Posteriormente, tendría residencia itinerante entre el sur de Chile y Tánger. En Chile podía pintar hasta las once de la noche con luz natural en épocas de días largos. Desarrolló el interés en pintar caballos, tanto desde el punto de vista de su crianza como para incluirlos en sus obras. Se trata de uno de los animales más representados, tal y como podemos ver en Velázquez, Rubens o Leonardo da Vinci entre otros.

Como orgulloso chileno, promovió una exposición en Chile que alcanzó records históricos de asistencia de público.

Tánger fue el final en el camino de Claudio Bravo. En esta ciudad fallecería a causa de un infarto en el año 2011.

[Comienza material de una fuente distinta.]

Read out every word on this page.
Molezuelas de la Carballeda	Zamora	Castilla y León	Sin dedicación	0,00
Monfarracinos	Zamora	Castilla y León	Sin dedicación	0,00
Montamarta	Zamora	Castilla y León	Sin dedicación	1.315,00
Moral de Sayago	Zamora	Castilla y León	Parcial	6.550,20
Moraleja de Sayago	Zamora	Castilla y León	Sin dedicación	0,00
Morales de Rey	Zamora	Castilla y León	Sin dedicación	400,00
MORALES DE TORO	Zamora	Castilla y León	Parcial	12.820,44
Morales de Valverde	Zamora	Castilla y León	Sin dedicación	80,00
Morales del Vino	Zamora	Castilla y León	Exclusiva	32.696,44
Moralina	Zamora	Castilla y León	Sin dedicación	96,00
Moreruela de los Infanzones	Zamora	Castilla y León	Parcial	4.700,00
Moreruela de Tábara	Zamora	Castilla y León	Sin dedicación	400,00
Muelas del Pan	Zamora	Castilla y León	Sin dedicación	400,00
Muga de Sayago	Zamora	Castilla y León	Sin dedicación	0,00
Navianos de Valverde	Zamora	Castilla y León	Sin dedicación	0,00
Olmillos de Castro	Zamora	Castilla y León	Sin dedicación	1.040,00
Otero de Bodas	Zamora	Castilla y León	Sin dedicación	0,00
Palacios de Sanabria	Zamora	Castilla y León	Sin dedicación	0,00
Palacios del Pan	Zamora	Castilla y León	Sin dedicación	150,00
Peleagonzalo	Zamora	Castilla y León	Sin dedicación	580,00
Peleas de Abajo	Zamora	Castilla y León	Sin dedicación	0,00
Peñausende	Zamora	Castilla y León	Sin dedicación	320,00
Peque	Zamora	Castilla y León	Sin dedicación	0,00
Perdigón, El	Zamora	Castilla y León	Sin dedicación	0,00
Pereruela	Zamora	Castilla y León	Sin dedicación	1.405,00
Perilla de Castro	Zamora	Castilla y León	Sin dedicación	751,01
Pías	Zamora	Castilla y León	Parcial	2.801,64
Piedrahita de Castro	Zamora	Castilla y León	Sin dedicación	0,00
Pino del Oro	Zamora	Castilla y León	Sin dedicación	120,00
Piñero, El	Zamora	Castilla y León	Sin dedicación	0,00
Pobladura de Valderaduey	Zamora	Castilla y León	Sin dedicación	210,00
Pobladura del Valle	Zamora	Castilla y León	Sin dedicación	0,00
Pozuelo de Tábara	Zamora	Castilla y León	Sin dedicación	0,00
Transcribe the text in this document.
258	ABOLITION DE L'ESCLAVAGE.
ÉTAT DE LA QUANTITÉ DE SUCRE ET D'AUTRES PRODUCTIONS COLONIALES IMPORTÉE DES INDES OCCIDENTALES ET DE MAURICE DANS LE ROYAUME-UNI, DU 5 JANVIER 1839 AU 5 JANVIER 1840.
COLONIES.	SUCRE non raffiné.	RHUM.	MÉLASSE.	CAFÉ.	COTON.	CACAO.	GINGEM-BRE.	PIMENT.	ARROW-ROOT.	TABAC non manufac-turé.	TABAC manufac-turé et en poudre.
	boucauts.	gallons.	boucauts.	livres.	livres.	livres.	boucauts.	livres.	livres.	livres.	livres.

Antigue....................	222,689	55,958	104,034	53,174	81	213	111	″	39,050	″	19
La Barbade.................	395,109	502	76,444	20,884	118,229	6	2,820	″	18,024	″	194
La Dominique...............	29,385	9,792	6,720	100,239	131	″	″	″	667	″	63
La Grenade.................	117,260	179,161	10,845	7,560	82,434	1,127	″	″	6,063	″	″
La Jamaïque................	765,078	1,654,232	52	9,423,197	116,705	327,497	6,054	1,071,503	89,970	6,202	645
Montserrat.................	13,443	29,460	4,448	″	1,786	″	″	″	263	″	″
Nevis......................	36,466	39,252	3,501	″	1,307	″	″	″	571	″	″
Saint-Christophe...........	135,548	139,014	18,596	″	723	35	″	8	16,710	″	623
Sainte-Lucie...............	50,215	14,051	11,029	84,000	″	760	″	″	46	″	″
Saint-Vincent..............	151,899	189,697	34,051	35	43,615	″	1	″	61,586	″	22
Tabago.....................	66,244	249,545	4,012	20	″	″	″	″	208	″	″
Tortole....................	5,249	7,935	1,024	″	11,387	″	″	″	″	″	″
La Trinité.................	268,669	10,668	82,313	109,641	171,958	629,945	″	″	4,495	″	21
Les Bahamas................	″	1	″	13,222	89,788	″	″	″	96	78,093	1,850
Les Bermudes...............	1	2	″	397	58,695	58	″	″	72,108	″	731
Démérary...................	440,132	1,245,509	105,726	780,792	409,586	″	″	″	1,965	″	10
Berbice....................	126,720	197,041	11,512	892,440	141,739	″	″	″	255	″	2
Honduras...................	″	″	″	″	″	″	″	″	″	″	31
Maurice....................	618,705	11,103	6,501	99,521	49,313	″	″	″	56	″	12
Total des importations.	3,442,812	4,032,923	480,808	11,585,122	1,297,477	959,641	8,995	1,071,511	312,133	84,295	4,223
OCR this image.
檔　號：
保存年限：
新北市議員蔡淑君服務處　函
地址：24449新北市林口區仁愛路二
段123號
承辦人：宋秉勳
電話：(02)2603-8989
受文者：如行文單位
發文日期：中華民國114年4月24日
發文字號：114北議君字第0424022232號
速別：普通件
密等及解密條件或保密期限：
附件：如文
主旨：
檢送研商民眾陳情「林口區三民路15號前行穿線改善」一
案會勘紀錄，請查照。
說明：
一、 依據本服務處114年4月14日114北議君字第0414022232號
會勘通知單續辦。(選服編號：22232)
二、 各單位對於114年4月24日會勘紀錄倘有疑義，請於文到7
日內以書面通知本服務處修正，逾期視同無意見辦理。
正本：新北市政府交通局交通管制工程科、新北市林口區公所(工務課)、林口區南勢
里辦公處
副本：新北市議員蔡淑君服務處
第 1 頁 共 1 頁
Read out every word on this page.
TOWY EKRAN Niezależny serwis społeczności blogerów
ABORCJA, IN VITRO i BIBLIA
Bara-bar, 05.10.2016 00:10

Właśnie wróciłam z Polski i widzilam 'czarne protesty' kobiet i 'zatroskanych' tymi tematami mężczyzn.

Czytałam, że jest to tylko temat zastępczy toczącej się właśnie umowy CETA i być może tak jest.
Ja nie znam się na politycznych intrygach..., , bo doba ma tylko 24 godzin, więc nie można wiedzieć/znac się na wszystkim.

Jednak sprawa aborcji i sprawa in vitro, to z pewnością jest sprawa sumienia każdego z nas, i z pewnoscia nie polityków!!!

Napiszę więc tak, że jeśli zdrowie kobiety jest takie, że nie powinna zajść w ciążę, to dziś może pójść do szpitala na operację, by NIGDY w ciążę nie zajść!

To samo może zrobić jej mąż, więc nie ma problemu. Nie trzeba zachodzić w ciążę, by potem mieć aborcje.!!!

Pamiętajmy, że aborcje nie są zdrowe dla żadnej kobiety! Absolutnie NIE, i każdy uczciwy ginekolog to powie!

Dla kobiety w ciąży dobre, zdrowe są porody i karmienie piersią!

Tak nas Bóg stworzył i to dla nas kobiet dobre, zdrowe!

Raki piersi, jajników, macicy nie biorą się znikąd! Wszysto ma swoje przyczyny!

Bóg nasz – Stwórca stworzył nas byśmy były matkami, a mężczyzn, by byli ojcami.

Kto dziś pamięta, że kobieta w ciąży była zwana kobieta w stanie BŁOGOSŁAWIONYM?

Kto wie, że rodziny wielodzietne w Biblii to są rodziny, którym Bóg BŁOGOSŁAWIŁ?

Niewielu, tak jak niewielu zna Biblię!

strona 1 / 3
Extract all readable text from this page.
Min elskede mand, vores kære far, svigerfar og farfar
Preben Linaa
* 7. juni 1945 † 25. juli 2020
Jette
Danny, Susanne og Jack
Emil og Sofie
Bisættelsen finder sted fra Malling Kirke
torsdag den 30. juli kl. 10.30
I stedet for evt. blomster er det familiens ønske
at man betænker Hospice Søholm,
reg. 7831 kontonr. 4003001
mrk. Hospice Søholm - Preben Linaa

Aunque se le suele enclavar en el género del hiperrealismo en un marco clasicista, Bravo se consideraba superrealista en tanto en cuanto a que prefería la pose del retratado durante la ejecución a copiar desde una fotografía. No obstante en su temática siempre incorporaba algún elemento nuevo, porque como él mismo se definía, “es un pintor realista de finales del siglo XX”. Ante las “acusaciones” de ejecutar obras fotográficas, respondía “¿y por qué no?, el pintor puede serlo porque aporta información, tal y como se busca en televisión y cine”. A la pregunta sobre qué aconsejaría a un joven pintor con talento, Bravo respondía: “si tiene coraje suficiente, que se dedique a ello, tomándoselo en serio, cada día se aprende algo nuevo”. Pintor concienzudo, no se decidía a dar el paso de la pincelada hasta tener pulida la composición. Tal y como indicaba Picasso, entre 5 ó 4 objetos, mejor 4, entre 4 ó 3, mejor 3. Indicaba Bravo que incluso teniendo definida una buena composición, posteriormente no funcionaba el resultado al óleo, requiriendo mover los objetos, cambiando luces, alterando fondos, … siendo las últimas etapas de producción del cuadro las que el pintor se evadía del modelo y pintaba y repintaba hasta lograr el resultado final. De forma muy inteligente, compaginaba magistralmente el hiperrealismo con un toque de surrealismo, que le diferencian de otros compañeros de oficio.

Su pasión por el realismo, no le impedía reconocer y valorar otras tendencias artísticas, llegando a ser propietario de obras de Warhol, Francis Bacon, esculturas de Rodin y Botero.

María Gonzaga

1 de febrero de 2019

Bibliografía consultada:

Documental “La pupila del alma”. Hugo Arévalo.

Claudio Bravo. Edward J. Sullivan. Ed. Rizzoli.

El simbolismo animal en la cultura medieval. María Dolores Carmen Morales Muñiz.